During the next couple of days, our new legal representatives in Paris came in to the office for a meeting. On their visit, they noticed our posters and one of them pointed out in all calmness that the posters were not legally compliant and could not be used! Specifically, she pointed out that a particular word in the text of the poster was translated incorrectly!! One word!? ...phew, I thought...what’s the big deal? One word wasn’t going to stop me from plastering Paris with these posters in the next few days. However, Stephanie insisted that we couldn’t use the word “meilleurs” - meaning 'best', in the phrase “les meilleurs tariffs” as it cannot be proven that it the best, nor is it a sustainable claim and hence doesn’t comply with the French advertising regulations authority’s (ARPP) requirements.
I wasn’t going to swallow this one easily; my legal representatives in the UK had already been through the ad text copy and approved it. However, they obviously looked at the English version of the ad copy in which this particular phrase read “The cheapest tariffs” and that was not a problem for the British lawyers. However when this approved text got translated by the Agency (I won’t name the agency here, but you’re bound to know them!!) the translator translated the text to “Les meilleurs tariffs” and all the French employees who read this in our Paris office before the posters went to print, were perfectly happy with it but no one had the French legal hat on to realise that it was going to be a problem.

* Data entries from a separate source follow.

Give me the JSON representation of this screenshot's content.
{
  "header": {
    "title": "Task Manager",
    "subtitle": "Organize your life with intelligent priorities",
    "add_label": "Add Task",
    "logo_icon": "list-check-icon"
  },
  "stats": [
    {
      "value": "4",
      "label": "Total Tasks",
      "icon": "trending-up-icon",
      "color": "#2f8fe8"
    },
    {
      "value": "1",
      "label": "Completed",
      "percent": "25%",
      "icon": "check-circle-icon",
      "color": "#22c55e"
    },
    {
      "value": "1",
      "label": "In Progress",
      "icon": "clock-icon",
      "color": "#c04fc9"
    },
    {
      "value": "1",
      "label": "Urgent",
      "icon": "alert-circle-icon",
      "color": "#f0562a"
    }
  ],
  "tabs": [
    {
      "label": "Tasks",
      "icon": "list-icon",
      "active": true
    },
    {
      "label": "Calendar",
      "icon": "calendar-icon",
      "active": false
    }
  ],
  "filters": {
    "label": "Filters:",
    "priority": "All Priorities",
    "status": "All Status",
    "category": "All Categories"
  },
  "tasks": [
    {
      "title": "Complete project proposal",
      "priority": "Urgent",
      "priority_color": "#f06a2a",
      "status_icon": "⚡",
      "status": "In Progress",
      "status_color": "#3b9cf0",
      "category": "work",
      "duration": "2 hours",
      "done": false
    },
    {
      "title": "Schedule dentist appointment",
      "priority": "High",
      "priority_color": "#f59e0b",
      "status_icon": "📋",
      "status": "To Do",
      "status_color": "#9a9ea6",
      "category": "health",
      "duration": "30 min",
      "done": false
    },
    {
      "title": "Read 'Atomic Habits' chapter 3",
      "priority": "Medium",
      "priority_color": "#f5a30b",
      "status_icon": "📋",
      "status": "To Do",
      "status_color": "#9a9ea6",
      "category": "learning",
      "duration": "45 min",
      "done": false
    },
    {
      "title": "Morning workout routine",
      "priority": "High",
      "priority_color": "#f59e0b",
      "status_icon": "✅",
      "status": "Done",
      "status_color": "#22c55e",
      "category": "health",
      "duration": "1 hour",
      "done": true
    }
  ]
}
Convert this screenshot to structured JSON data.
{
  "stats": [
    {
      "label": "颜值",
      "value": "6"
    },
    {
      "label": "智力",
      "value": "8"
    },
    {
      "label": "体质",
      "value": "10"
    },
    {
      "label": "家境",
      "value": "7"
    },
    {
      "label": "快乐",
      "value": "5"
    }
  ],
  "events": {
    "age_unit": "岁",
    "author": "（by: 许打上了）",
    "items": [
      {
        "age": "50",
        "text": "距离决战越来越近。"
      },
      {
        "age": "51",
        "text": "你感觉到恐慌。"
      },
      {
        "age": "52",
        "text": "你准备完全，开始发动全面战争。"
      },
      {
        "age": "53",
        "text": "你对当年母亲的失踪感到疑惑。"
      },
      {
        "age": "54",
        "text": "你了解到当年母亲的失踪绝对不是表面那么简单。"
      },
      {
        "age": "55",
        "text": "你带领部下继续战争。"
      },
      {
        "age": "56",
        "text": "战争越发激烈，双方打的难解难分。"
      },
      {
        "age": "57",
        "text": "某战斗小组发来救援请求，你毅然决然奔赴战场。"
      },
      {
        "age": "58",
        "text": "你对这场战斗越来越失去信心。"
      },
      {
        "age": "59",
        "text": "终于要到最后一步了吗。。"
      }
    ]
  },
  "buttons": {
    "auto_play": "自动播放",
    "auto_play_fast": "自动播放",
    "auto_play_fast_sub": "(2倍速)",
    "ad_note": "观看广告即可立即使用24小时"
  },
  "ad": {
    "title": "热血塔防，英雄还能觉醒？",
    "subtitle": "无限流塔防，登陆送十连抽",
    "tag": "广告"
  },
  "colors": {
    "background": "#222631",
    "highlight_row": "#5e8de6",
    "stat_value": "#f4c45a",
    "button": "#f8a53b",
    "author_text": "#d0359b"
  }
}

As for the Translation Agency in concern, they had used a native French speaker from France to do the translation, BUT they obviously failed to use an experienced enough translator with knowledge of Advertising Standards Regulations in Paris, resulting in us having to scrap £75,000 worth of printed marketing collateral.
My manager, who is also a major share holder of the firm, called me in to his office after the launch and put it to me in plain words “This £75K loss, should it come out of your salary!?”. I had nothing to say really, although I felt I had all the explanations as to what had happened. And it didn’t get taken out of my salary of course!!
As a management consultant I have worked across the Telecoms, IT, Insurance and Manufacturing sectors and the number of times I have come across challenges associated with language service providers are far too many to count. This event was the final straw and I knew what I needed to do after that.
This is why I set out to create a world class translation company that can be counted upon for all language services. I was going to make sure that my team understood the business requirements, the context and the cultural, religious and legal nuances associated with every project that we handle and that’s what I did. I founded Vocabridge, with an excellent team of professionals who are every bit passionate about what we do!
Thanks to all of our clients and partners who have trusted us to date and we continue to expand our horizons every day because of people like you.